Durante unos segundos eternos ninguno atinó a hacer nada, hasta que el nazi le quitó el seguro a una granada y se las lanzó a los pies; el compañero de Putin voló en pedazos y él recibió heridas de metralla en las piernas y perdió el sentido: el alemán lo dio por muerto y lo abandonó en el barro.Esa pequeña escaramuza era resultado del conflicto desatado entre Stalin y Hitler, luego del infame pacto de no agresión que habían firmado y la invasión con la que el Führer había traicionado a la Unión Soviética. Aquel Putin era descendiente de un cocinero del hotel Astoria que había preparado platos exquisitos para Rasputín y para la viuda de Lenin; luego de haber prestado servicio como submarinista en los años treinta, se había presentado como voluntario para luchar en el Ejército Rojo contra los invasores. Lo asignaron a un destacamento de demoliciones especiales dependientes de la NKVD, la policía secreta de aquel tiempo. Con veintisiete partisanos se había lanzado en paracaídas cerca de la frontera con Estonia, había dinamitado un arsenal enemigo y había sido perseguido con balas y perros por una patrulla alemana. Aquel Putin se separó entonces del grupo, se escondió en un pantano, se sumergió en el agua y sobrevivió respirando a través de un junco hasta que sus cazadores abandonaron la búsqueda. Ciento cincuenta días después yacía inconsciente en las orillas del río Nevá. Allí lo hallaron las tropas soviéticas, y un antiguo vecino lo reconoció y lo cargó en hombros a través del río congelado y lo depositó en un hospital donde le salvaron la vida. Tardó meses en recuperarse y le quedó para siempre una renguera dolorosa. Los hijos y casi todos los parientes cercanos de Putin perecieron en aquella conflagración, que los rusos llaman la Gran Guerra Patriótica.

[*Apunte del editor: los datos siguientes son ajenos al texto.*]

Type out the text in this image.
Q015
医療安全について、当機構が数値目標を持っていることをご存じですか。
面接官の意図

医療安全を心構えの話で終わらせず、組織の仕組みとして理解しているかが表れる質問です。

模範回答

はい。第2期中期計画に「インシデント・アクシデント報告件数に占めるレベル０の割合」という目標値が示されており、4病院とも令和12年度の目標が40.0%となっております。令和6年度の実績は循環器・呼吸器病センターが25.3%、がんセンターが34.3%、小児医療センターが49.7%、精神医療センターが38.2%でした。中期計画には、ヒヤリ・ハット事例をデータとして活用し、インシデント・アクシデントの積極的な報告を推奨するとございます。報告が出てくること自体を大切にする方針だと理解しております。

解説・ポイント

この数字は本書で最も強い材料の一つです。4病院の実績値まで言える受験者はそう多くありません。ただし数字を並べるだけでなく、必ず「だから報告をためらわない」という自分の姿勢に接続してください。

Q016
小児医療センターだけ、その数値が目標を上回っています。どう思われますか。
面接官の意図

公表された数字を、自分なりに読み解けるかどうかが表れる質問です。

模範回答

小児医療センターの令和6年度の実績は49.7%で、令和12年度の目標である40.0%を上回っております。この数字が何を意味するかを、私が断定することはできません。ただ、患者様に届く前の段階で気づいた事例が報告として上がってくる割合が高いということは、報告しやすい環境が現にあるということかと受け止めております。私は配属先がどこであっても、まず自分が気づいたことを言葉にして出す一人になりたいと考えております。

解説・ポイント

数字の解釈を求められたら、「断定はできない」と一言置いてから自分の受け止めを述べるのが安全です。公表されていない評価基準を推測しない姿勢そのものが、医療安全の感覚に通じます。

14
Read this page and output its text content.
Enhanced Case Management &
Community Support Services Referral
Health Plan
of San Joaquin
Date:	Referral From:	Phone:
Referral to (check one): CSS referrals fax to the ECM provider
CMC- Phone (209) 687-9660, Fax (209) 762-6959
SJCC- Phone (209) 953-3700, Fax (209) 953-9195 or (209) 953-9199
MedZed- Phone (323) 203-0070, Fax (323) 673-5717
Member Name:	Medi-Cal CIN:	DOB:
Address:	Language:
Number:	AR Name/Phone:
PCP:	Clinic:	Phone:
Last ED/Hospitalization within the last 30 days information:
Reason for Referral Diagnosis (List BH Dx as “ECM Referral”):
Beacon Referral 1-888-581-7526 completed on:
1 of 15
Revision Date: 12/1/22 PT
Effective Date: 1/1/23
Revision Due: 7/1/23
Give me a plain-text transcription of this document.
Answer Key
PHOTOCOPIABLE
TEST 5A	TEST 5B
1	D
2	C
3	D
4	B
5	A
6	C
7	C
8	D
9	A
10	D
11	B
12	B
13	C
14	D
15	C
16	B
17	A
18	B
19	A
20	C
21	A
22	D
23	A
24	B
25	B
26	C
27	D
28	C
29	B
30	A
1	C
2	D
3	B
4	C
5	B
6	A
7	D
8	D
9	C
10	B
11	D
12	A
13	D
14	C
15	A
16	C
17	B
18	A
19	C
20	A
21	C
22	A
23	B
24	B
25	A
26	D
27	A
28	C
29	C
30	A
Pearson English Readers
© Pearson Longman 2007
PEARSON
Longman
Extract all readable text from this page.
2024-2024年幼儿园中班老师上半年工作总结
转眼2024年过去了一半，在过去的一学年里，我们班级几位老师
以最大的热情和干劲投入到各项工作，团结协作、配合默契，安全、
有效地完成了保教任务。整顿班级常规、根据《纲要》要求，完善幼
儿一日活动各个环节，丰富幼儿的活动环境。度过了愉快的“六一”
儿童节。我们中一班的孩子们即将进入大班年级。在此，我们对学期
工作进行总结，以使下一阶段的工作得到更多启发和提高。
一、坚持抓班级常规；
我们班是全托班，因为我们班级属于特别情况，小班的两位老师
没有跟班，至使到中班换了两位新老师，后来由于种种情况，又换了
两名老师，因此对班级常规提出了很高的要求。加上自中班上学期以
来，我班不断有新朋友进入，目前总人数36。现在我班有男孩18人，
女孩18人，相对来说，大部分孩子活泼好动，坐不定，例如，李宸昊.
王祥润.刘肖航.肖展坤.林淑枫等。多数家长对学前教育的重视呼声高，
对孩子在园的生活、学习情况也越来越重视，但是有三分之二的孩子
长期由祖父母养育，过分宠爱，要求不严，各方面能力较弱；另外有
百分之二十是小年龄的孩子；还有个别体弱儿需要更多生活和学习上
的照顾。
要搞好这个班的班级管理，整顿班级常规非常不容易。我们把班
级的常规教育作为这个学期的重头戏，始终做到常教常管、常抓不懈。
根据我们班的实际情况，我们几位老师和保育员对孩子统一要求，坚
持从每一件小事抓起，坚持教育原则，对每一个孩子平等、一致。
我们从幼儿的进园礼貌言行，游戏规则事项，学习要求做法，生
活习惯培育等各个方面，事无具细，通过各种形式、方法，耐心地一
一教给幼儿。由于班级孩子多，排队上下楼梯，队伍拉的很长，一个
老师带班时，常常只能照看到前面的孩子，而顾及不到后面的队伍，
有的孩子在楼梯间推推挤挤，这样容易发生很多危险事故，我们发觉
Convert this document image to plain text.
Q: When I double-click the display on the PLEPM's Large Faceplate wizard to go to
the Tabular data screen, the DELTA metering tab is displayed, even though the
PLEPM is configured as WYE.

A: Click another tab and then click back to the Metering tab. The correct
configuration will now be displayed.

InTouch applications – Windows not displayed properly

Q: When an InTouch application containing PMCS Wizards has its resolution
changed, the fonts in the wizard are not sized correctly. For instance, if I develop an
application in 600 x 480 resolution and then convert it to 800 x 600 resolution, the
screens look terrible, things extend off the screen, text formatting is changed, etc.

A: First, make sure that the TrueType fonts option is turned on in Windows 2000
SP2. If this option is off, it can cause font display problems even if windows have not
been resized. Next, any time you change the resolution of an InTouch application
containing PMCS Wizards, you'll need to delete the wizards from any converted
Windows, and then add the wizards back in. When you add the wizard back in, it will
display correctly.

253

El tercer vástago de aquel Putin también llevaría el nombre Vladimir: nació el 7 de octubre de 1952 y fue criado como hijo único, en un hogar muy pobre de una Leningrado agujereada y sufrida, y bajo aquellos relatos épicos que le narraba su padre en las sobremesas. Así lo refiere el periodista del diario The New York Times, Steven Lee Myers, que fue corresponsal en Moscú, y que acaba de republicar El nuevo zar, la biografía que algunos libreros europeos recomiendan para comprender la esencia del hombre que desafía al mundo. En sus páginas se describe una infancia rigurosa donde no había besos ni gestos sentimentales, y donde todo ocurría en un estrecho y decrépito piso comunitario, dentro de un edificio plagado de ratas que el nuevo Putin y sus precoces amigos mataban con feroz espíritu deportivo, y en un patio lleno de borrachos y vagabundos donde aquel niño menudo debió volverse rudo para sobrevivir. Era poco más tarde un alumno disruptivo y pendenciero en la escuela, y tuvo una epifanía cuando descubrió el sambo, arte marcial soviético que combina el yudo con la lucha libre. Lo practicó durante años como si fuera una religión personal: su vida está cruzada por combates cuerpo a cuerpo, en los gimnasios y en las calles.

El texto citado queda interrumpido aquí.